Constraints on Dark Matter from Colliders

TL;DR

This paper demonstrates that collider experiments like the Tevatron and LHC can set strong, sometimes superior, constraints on light dark matter models, especially when direct detection methods are less effective.

Contribution

It provides a comprehensive analysis of collider bounds on dark matter models with effective operators, highlighting their complementarity and potential superiority over direct detection.

Findings

Colliders can outperform direct detection in constraining spin-dependent interactions.

LHC bounds are stronger for dark matter coupling mainly to gluons.
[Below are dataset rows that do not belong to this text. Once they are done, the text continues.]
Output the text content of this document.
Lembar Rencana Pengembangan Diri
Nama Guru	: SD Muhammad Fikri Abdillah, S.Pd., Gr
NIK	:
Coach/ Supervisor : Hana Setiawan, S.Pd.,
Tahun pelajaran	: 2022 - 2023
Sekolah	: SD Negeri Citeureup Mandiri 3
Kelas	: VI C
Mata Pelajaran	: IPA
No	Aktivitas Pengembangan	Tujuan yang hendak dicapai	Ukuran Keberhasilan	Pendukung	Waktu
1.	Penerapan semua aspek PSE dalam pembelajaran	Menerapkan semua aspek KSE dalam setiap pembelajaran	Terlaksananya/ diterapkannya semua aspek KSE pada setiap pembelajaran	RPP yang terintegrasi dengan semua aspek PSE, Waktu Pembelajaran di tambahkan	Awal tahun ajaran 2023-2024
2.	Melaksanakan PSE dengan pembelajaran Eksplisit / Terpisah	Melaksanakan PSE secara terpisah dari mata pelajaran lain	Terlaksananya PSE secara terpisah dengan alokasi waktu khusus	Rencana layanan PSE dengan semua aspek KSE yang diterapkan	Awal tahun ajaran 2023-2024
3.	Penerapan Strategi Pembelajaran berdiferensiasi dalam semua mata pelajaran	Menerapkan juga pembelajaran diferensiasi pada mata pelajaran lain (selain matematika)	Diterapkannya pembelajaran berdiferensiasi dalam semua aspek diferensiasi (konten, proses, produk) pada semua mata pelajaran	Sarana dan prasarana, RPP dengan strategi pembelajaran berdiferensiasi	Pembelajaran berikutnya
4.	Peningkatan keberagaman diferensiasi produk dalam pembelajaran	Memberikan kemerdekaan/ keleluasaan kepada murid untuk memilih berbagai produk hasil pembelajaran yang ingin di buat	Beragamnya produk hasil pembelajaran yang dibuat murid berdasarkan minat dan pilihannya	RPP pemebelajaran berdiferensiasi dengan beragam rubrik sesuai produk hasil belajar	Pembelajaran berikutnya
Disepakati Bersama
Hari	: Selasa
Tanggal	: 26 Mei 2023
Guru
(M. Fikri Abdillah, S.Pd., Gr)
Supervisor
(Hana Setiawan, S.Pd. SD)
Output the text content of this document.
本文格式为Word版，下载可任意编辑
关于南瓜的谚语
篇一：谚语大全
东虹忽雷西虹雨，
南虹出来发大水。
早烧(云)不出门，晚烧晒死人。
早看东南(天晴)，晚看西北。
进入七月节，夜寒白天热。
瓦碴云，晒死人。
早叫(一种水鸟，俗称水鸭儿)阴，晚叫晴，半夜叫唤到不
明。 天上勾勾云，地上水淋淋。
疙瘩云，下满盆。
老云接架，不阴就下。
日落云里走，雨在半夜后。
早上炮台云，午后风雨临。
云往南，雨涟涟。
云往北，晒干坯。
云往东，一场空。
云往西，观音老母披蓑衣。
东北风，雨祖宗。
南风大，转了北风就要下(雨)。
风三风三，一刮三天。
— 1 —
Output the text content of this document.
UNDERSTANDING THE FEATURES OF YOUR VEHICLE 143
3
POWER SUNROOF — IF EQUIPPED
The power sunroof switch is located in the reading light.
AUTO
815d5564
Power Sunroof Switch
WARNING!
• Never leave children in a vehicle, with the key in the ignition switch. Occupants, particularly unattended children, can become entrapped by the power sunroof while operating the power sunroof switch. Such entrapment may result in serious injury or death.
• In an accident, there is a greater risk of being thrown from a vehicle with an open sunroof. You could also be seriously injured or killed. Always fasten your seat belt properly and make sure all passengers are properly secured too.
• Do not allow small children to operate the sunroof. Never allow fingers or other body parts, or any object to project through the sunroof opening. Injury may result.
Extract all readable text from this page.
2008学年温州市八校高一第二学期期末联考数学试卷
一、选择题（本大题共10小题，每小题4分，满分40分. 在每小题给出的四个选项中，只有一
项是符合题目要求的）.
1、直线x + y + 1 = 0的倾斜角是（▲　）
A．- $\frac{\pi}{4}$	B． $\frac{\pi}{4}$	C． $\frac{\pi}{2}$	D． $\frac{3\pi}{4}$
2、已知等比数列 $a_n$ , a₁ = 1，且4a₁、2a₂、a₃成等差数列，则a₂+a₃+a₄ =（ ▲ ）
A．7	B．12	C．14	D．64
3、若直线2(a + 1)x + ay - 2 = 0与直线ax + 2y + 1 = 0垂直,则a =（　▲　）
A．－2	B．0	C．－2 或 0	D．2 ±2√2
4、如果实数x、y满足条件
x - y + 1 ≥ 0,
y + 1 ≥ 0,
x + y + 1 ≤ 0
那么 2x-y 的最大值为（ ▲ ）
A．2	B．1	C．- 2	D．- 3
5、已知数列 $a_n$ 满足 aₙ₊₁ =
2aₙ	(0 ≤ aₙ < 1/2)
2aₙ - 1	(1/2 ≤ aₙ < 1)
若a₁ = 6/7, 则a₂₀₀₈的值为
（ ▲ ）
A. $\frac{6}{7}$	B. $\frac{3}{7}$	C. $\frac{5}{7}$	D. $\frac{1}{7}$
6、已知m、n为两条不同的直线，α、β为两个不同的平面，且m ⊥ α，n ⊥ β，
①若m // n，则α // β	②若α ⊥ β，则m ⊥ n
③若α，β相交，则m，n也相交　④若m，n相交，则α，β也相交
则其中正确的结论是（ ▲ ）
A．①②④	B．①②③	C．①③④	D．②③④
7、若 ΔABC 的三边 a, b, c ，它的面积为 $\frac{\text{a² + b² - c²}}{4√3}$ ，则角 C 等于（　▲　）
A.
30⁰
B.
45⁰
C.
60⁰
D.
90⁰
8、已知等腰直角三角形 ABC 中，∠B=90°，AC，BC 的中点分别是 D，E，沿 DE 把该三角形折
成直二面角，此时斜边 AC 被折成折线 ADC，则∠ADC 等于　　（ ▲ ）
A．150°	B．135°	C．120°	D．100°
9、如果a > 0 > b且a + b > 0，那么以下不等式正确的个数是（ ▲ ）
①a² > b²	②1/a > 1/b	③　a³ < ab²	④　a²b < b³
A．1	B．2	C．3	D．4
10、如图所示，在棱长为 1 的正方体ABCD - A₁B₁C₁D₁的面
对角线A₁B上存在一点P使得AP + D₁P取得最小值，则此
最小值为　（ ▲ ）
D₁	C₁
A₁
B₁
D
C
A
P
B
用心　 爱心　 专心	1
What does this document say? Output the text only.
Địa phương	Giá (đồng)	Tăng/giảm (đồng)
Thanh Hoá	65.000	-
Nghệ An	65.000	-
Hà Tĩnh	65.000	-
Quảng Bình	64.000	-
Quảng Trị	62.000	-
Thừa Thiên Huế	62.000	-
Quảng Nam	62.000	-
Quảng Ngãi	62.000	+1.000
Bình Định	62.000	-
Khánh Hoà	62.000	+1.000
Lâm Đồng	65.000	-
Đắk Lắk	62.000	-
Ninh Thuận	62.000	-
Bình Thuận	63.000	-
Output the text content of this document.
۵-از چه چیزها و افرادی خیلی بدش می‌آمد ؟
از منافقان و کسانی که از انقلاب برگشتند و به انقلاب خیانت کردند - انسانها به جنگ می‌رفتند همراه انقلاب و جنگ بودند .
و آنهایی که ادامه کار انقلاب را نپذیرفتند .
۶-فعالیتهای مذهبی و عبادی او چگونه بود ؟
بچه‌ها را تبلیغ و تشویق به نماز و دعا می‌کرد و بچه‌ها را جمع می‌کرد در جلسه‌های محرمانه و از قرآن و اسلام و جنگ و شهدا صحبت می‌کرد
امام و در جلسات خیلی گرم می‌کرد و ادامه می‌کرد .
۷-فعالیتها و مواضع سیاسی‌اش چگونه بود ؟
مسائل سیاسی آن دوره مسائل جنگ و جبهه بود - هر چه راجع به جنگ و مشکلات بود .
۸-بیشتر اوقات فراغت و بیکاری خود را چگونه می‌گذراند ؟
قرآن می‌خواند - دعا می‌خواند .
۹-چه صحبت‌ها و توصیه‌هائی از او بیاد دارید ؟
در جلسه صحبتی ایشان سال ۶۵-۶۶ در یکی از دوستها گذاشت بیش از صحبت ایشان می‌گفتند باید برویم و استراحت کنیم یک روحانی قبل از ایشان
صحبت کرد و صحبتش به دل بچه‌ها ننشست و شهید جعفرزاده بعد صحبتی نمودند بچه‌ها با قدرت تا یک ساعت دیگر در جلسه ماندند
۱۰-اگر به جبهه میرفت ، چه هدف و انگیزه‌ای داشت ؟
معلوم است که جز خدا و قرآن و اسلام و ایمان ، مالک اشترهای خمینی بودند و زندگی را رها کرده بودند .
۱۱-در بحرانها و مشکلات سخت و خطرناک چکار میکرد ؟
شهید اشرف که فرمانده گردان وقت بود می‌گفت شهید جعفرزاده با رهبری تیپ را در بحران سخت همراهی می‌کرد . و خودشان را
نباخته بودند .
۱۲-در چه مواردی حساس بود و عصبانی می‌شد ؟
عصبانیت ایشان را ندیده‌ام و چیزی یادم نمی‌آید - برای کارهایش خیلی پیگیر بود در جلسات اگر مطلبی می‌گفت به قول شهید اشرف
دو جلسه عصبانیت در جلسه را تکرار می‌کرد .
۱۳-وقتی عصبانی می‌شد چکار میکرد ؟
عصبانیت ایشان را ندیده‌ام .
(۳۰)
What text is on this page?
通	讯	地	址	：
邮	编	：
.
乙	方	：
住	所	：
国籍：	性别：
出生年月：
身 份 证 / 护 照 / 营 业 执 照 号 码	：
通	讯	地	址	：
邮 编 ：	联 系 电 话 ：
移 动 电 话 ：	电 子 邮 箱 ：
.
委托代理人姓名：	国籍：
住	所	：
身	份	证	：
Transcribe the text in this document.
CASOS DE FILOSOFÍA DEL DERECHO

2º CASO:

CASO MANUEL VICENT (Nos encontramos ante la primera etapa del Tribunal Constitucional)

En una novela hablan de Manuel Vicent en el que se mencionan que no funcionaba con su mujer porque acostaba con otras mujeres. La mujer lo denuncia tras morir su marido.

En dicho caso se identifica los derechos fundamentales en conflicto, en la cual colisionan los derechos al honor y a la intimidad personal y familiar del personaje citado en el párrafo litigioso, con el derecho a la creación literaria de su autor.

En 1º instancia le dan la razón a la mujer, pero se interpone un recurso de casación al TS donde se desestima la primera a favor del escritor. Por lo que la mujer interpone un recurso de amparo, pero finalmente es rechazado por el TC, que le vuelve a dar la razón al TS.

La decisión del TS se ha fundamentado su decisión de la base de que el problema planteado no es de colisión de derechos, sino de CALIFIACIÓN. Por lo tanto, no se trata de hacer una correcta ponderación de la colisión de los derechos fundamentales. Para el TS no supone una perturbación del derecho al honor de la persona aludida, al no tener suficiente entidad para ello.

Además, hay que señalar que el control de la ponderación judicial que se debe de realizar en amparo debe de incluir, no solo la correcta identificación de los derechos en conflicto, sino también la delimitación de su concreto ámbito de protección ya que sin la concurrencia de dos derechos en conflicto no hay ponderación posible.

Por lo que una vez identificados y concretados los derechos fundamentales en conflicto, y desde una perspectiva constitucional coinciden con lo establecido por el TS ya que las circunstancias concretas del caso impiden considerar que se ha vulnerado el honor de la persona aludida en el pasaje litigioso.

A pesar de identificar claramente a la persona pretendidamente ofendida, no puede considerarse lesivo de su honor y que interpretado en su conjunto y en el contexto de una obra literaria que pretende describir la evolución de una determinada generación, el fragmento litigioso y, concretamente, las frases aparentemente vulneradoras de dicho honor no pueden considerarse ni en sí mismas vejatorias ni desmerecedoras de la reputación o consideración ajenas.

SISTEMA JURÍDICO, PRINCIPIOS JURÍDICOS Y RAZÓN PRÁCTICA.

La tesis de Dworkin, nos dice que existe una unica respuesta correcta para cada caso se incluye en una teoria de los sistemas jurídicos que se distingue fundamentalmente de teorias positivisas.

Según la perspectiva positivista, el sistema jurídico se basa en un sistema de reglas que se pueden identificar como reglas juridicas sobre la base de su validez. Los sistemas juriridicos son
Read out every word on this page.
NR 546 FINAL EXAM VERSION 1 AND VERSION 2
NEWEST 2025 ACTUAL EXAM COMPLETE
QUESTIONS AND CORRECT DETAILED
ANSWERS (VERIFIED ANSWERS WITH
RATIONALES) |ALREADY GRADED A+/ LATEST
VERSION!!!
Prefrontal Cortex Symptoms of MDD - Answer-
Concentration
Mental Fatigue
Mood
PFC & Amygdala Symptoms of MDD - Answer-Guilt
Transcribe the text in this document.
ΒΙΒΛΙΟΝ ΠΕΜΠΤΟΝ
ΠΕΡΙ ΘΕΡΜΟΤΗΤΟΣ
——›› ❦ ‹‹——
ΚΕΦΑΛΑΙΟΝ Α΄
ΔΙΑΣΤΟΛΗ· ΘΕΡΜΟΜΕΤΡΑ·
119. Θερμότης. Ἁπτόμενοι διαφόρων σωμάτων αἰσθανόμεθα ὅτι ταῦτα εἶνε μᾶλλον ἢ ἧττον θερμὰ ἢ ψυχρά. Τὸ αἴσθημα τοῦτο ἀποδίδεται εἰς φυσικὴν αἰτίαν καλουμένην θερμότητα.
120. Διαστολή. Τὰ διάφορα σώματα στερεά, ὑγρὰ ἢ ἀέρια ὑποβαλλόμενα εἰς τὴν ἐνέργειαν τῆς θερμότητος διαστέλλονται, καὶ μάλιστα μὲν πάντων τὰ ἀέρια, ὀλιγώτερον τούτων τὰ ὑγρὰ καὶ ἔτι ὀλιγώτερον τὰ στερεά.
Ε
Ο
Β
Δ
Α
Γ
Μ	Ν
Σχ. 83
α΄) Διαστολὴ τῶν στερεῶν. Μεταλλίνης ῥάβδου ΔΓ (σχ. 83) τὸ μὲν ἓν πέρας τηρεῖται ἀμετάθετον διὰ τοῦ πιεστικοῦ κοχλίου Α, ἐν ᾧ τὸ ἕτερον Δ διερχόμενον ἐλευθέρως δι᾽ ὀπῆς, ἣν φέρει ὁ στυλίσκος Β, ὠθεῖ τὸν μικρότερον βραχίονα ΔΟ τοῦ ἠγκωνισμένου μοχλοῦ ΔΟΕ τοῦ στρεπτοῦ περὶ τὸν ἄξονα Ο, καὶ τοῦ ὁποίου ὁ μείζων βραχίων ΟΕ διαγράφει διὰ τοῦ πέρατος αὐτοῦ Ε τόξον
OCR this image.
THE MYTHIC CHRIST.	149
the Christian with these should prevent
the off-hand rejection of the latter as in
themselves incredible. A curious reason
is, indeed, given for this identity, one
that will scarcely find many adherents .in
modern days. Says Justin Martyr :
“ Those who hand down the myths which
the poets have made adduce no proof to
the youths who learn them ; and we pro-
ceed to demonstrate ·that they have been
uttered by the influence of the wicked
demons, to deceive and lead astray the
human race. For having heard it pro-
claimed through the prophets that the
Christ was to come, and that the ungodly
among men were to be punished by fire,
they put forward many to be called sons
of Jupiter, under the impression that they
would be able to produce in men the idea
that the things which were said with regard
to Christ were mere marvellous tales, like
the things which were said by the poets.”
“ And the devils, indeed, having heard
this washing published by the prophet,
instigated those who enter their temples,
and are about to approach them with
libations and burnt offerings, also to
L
Tevatron and LHC can surpass existing direct detection limits over much of the parameter space.

Abstract

We show that colliders can impose strong constraints on models of dark matter, in particular when the dark matter is light. We analyze models where the dark matter is a fermion or scalar interacting with quarks and/or gluons through an effective theory containing higher dimensional operators which represent heavier states that have been integrated out of the effective field theory. We determine bounds from existing Tevatron searches for monojets as well as expected LHC reaches for a discovery. We find that colliders can provide information which is complementary or in some cases even superior to experiments searching for direct detection of dark matter through its scattering with nuclei. In particular, both the Tevatron and the LHC can outperform spin dependent searches by an order of magnitude or better over much of parameter space, and if the dark matter couples mainly to gluons, the LHC can place bounds superior to any spin independent search.